Second, technology and social media have made it a lot easier to mobilize 3.5 percent of the population as compared to 50 or 100 years ago. Take for example the 1963 March on Washington for Jobs and Freedom, which was considered a remarkable organizational success. Back then organizers managed to mobilize 250,000 people in Washington D.C. — a city whose population was 800,000 people at the time – by using only telephones and party lines. Compare that to today when a mid-level influencer can reach 250,000 people within an hour of posting a video on TikTok.

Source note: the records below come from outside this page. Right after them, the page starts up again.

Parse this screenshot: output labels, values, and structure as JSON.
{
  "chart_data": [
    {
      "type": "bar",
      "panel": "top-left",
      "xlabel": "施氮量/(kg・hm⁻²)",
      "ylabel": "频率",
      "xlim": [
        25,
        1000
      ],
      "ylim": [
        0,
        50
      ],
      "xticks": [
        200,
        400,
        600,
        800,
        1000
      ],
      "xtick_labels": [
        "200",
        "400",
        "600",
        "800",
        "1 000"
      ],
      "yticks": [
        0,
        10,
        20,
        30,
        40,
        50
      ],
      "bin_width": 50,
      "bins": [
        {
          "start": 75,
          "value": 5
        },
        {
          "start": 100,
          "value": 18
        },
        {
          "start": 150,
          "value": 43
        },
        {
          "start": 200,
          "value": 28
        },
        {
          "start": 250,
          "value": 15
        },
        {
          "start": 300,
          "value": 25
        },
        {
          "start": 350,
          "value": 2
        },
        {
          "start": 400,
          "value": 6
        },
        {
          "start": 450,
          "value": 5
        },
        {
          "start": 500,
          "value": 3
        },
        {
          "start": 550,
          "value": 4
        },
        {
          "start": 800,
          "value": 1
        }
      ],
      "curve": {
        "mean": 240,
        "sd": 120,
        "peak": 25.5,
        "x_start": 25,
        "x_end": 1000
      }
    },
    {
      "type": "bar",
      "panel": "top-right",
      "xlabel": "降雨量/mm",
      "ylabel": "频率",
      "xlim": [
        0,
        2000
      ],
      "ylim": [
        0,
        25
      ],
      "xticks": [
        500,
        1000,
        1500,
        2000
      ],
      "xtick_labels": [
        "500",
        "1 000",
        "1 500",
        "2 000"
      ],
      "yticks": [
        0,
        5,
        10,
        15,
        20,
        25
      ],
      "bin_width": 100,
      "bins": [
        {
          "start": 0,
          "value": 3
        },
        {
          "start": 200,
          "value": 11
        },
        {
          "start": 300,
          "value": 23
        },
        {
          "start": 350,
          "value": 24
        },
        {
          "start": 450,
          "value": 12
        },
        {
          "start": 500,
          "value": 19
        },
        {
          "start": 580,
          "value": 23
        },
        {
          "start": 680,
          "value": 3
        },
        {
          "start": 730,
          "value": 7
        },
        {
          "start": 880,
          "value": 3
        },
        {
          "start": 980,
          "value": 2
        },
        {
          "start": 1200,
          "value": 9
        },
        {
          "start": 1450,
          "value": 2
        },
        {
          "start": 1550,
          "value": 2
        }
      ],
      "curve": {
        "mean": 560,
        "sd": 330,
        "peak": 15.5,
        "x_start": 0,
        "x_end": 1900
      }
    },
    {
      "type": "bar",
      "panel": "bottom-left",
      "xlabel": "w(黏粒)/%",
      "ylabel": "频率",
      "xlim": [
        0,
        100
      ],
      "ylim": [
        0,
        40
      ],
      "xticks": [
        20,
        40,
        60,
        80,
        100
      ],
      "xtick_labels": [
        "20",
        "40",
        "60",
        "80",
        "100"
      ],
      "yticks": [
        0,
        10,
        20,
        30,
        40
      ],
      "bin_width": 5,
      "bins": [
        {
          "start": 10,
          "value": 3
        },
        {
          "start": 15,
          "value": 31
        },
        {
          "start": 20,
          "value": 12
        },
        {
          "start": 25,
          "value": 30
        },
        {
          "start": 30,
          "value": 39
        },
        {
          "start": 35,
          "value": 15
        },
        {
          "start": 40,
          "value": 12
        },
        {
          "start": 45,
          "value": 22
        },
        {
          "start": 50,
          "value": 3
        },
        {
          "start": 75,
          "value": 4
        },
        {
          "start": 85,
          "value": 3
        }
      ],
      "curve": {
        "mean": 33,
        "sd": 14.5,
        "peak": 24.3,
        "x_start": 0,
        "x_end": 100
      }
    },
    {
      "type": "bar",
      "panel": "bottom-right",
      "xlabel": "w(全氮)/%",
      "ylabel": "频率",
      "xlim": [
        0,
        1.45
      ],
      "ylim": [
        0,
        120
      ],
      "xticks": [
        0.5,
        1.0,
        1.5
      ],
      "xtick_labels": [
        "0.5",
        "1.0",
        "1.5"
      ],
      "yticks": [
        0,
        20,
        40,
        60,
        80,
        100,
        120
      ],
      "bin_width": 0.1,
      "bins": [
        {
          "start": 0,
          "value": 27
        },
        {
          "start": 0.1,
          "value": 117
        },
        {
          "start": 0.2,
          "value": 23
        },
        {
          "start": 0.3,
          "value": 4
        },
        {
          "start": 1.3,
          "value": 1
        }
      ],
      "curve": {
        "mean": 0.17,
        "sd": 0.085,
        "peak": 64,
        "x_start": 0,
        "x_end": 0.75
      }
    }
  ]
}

But third and most importantly, the 3.5% rule refers to 3.5% of the population protesting. Not everyone chooses to express themselves via protest. For example, in the summer of 2020, 67% of Americans supported the Black Lives Matter movement, but only 6% of the population participated in demonstrations. This means less than 10% of the movement’s supporters mobilized for public protests. And that’s not a bad thing for a movement — supporters can vote, donate, write, talk to friends and family, call representatives, post to social media, and take action in many other ways than taking to the streets. Without that large swath of the population engaging in alternative actions, disruptive protesters quickly become a fringe minority. (In fact, a 2021 YouGov poll indicates that only 19% of people in the UK hold a positive view of XR.)

Due to these fundamental misunderstandings about the 3.5% rule, XR has struggled not just with favorability, but also with positive impact. According to polling data from University of Pennsylvania researchers Shawn Patterson Jr. and Michael Mann, 46% of respondents reacted to non-violent disruptive protests by decreasing their support for efforts to address climate change. Increased support was the response of only 13% of those polled. Moreover, learning about the protests did not have a statistically significant effect on respondents’ views about fossil fuels.

The idea that annoying people into obedience was ever a legitimate tactic for the environmental movement is baffling. No rational person would disagree with the notion that a world with clean air, clean water, and a healthy environment is a better world to inhabit. Furthermore, climate solutions often have synergies with economic, health, justice, and national security goals. There will inevitably be disagreements on policy. But an environmental movement that follows science, embraces nuance, and fosters common ground could potentially inspire all of humanity.

XR may have a difficult road ahead as they attempt to form new relationships and, perhaps, earn back the trust of those they’ve antagonized. But as a climate writer whose calling card is cultivating common ground, I am encouraged to see XR joining our effort. I imagine building a larger coalition and not getting arrested all the time will be a welcome and rewarding change.